Australia is moving faster than global peers when it comes to implementing generative AI strategies and containerising applications, but skills shortages and security fears could hinder progress.
This according to the latest report from Nutanix which is based on a study conducted by Vanson Bourne in late 2024.
The United Kingdom-based research firm surveyed a total of 1,500 IT and DevOps/Platform Engineering decision-makers around the world.
Respondents were based in Asia-Pacific-Japan (APJ), North and South America; and Europe, the Middle East and Africa (EMEA).
Results from Australia-based respondents show that generative AI momentum is striking.
More than 80% of organisations have a generative AI strategy in place, and 61% are actively implementing it, six points ahead of the global average (55%).
Common use cases include customer support solutions (55%) and code generation tools (48%).
Yet, despite this rapid uptake, only 53% of Australian respondents feel they have the necessary skills to support cloud-native apps/containers, a key ecosystem for generative AI applications.
This is 10 points lower than the APJ average of 63%. Further, 83% say their infrastructure needs at least moderate improvement to support these workloads.
Michael Alp, managing director, Nutanix ANZ said the findings highlight Australian organisations aren’t short on ambition, but there’s a growing gap between strategic intent and operational execution.
“The smartest move we’re seeing right now is organisations upskilling the engineers and developers already on the ground for the new cloud-native world,” said Alp.

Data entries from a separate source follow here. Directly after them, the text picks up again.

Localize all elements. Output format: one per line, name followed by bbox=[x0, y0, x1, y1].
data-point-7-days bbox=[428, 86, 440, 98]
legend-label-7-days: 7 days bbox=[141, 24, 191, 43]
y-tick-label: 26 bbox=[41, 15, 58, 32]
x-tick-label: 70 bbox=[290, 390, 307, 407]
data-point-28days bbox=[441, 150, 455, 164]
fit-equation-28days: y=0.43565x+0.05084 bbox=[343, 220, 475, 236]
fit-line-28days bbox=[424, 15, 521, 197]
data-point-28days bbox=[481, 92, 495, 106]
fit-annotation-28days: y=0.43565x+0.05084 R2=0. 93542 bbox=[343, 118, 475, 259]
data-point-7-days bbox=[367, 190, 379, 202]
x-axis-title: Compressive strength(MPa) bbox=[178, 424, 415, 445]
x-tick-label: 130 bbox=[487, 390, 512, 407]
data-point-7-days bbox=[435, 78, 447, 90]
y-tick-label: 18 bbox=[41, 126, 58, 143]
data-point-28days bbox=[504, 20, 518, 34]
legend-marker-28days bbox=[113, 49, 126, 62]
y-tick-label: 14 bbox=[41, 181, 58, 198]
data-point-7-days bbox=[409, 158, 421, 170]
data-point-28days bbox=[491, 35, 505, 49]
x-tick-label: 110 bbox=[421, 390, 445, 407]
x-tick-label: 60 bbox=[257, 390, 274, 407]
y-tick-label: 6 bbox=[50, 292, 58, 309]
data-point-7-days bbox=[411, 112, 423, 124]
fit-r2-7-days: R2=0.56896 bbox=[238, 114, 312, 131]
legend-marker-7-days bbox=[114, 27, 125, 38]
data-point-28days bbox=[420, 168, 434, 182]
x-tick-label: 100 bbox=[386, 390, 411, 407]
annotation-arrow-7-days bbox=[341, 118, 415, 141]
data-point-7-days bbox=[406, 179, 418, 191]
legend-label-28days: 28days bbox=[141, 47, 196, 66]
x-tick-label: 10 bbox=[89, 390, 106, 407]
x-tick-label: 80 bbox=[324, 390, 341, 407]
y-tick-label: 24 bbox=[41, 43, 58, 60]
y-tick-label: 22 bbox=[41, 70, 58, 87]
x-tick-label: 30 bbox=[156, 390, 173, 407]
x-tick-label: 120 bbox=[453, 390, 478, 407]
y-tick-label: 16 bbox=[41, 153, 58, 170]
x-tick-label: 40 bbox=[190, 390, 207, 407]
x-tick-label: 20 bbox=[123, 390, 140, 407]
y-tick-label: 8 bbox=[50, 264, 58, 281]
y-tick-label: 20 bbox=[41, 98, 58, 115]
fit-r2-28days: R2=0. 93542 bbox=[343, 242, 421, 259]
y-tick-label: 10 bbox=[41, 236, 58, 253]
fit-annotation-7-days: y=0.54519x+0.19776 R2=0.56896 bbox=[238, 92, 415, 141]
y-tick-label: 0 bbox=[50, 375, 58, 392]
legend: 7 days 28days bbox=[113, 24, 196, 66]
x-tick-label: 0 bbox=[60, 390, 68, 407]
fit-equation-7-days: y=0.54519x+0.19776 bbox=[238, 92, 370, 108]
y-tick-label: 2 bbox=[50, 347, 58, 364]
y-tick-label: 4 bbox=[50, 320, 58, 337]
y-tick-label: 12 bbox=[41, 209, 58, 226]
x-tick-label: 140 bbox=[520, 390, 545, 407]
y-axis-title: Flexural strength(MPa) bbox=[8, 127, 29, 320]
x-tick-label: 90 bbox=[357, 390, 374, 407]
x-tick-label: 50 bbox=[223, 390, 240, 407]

“These teams then take their new cloud-native skills, along with institutional IT knowledge, to make smarter infrastructure decisions that keep innovation moving, not breaking,” he added. “It’s a faster, more sustainable way to build the future and overcome the pervasive local skills gap.”
Meanwhile, 100% of surveyed organisations in Australia are at least in the process of containerising their applications, with nearly a third (31%) stating all newly developed applications are containerised. This is significantly higher than the APJ average of 22%.
AI is driving this containerisation surge with three quarters (75%) of Australian respondents citing generative AI applications as the most containerised applications in their organisation.
“Containerisation is becoming the default, not the upgrade.That tells us it’s already embedded in how teams are thinking and delivering from day one,” Alp said.
“The flip side of this shift, as is clear in the data, is some organisations may struggle to drive their generative AI momentum forward, as they lack the skills, structure, and scale needed to turn all this progress into long-term performance,” he added.
Key findings from this year’s Australian results also show that data privacy action lags behind intent.
While 98% of Australian respondents agree security and data privacy is a top priority when implementing generative AI, only 27% identify it as the most important data-related consideration once the work begins.
Also, generative AI ROI expectations grow with time. While 38 % of Australian respondents expect generative AI projects to break even or incur losses in the first year, that figure drops to 28 % over the next one to three years.
This suggests a shift in mindset among decision-makers towards a longer-term view of success, measuring ROI over multiple years rather than chasing short-term wins.
Further, MLOps platforms emerging as innovation enablers. More than half (54%) of respondents say their organisation is using third-party machine learning operations (MLOps) to accelerate building, training, and deployinggGenerative AI without having to build complex infrastructure from scratch.
In doing so, organisations are creating faster feedback loops, reducing friction, and pushing Generative AI solutions into production more quickly. But, it also suggests organisations are increasingly leveraging managed platforms to offset internal capability gaps.